MERCAN DEDE
L'Orient électronique de Mercan Dede
FESTIVAL Ouverture jeudi des 24es
Transmusicales de Rennes, qui accueillent notamment un singulier flûtiste et DJ
turc
![]() Ce n'est pas seulement à une autre génération de musiciens turcs qu'appartient Mercan Dede, mais à un autre monde, où la modernité se définit à fronts renversés. (DR.) |
Cette histoire ne date pas des temps de l'empire ottoman. Mercan Dede porte quelques piercings, se teint volontiers les cheveux et parle dans cet anglais coulant et synthétique qu'emploient tous les musiciens au monde. Jeudi soir (enfin, à 2 heures du matin), c'est donc autant un DJ qu'un musicien traditionnel oriental qui se produit au Liberté, aux Transmusicales de Rennes. «Sur scène, j'ai mes platines vinyle et CD, mes samplers, toute mon électronique, et puis mon ney et mes percussions.»

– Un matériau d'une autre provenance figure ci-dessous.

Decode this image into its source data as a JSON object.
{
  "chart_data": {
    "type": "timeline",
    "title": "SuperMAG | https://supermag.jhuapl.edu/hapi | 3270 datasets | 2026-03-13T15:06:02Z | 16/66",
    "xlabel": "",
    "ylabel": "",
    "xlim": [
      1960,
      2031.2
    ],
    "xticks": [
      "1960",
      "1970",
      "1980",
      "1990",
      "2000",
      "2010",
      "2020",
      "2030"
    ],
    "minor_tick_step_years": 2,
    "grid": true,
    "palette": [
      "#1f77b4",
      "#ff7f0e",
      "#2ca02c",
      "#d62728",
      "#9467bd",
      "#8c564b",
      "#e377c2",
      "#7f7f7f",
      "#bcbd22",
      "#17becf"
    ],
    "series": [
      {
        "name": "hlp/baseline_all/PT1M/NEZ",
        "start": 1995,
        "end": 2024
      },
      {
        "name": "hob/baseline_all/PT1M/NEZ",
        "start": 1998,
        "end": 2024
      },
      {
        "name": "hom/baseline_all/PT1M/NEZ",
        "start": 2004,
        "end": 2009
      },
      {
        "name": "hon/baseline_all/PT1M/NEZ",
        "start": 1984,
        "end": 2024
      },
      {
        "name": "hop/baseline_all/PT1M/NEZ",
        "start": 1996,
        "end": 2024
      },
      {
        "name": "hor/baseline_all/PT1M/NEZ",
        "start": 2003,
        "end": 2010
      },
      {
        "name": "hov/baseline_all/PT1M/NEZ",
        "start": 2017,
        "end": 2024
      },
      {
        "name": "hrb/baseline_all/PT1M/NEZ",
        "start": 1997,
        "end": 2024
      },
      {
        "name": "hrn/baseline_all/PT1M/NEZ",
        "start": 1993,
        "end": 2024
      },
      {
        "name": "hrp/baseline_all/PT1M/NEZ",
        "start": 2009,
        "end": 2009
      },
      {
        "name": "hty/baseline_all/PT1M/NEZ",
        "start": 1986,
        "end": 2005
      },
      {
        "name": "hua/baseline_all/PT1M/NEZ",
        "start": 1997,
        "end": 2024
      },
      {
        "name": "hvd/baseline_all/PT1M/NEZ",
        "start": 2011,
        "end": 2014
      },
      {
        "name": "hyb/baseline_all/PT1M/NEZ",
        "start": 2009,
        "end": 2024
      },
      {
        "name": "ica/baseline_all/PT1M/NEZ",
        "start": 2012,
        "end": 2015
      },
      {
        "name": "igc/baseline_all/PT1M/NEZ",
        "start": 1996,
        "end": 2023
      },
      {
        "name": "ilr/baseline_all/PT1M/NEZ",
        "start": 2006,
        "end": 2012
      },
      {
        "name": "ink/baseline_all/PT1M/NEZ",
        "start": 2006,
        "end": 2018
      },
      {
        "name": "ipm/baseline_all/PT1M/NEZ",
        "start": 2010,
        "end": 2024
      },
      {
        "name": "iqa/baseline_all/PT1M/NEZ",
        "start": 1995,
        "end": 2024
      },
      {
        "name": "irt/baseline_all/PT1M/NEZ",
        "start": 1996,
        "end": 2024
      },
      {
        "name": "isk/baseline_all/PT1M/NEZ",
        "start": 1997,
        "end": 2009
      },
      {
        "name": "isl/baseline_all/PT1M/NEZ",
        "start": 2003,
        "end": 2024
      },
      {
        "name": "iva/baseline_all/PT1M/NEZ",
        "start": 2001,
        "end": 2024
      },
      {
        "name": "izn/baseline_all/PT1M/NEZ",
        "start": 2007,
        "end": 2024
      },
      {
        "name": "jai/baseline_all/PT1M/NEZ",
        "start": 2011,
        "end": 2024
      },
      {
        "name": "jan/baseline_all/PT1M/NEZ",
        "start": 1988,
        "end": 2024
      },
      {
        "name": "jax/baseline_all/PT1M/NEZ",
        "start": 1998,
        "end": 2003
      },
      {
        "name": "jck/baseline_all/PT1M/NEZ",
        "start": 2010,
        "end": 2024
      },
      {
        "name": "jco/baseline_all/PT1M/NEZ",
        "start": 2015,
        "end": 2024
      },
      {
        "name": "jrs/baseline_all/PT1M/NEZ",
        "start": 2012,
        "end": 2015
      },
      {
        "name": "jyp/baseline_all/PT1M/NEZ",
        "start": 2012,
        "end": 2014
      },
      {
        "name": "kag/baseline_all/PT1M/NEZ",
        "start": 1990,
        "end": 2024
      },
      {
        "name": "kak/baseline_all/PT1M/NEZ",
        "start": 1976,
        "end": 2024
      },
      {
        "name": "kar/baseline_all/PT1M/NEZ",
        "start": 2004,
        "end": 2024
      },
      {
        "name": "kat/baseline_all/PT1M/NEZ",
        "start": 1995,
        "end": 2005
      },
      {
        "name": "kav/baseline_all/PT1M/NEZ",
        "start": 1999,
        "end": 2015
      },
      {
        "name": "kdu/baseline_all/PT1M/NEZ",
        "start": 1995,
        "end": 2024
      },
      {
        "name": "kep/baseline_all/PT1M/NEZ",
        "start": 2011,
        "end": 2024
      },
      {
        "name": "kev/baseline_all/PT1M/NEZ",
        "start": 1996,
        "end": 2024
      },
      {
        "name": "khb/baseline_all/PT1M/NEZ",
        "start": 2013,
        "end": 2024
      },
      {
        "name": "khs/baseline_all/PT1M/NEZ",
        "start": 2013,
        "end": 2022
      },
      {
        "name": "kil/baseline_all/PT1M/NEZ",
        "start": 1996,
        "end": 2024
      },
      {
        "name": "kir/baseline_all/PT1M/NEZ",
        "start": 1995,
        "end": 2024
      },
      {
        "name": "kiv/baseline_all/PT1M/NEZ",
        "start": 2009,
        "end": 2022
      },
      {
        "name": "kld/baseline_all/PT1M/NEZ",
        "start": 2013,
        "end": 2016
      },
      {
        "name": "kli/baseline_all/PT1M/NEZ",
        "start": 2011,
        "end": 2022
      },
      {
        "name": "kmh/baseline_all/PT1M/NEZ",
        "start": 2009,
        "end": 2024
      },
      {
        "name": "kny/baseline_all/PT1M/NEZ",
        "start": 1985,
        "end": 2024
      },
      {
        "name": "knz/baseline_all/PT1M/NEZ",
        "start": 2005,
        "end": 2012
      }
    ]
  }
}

Ce n'est pas seulement à une autre génération de musiciens turcs qu'appartient Mercan Dede, mais à un autre monde, où la modernité se définit à fronts renversés, la mémoire et l'invention se découvrent des connivences neuves. Sur scène, son groupe comprend un percussionniste, un clarinettiste et un joueur de qanun turcs, et un batteur canadien. «Je suis un Oriental, je vis en Occident, je suis en contact avec d'incroyables musiciens des deux univers», résume-t-il. Installé au Canada mais en permanence connecté avec la Turquie, il ressemble à quelques autres de ces musiciens transfrontaliers qui ont changé le paysage sonore de ces dernières années, de l'anglo-égyptienne Natacha Atlas à l'immense Nusrat Fateh Ali Khan – Mercan Dede est toujours admiratif devant la collaboration du chanteur pakistanais avec Massive Attack sur Musst Musst.
«Je n'ai pas l'impression que mes maîtres m'aient appris à jouer des instruments. Ils m'ont surtout enseigné le soufisme», dit-il. Et son attachement aux musiques et outils électroniques doit beaucoup au fait que certaines musiques orientales ont longtemps été utilisées pour leurs vertus thérapeutiques. «Avec l'électronique, on rejoint cette tradition. A bas volume, les basses fréquences pénètrent l'abdomen et apaisent le système digestif. Je ne l'annonce pas pendant les concerts, et ce d'autant plus que les gens n'entendent pas ces fréquences, mais ils les sentent et cela leur fait du bien.»
Un pont entre les temps, une réactualisation d'anciens savoirs et d'anciennes pratiques ? Esthétiquement, Mercan Dede compte parmi les musiciens qui aujourd'hui chamboulent les catégories habituelles de l'électro et de la world music. Son dernier disque, Nar (chez Night & Day), enregistré entre Istanbul et Montréal, évoque autant les maqams classiques turcs qu'une ambient ensoleillée. Avec çà et là quelques jolis bruits familiers et doux à l'oreille : «Le son d'un ney en studio n'existe pas dans la nature. A l'origine, le berger joue dans la nature, avec le tintement des cloches des moutons, le vent, les oiseaux, les bruits de l'herbe. Et c'est ce que je peux faire avec l'électro : je ne fais pas entendre seulement l'instrument, mais aussi son environnement.»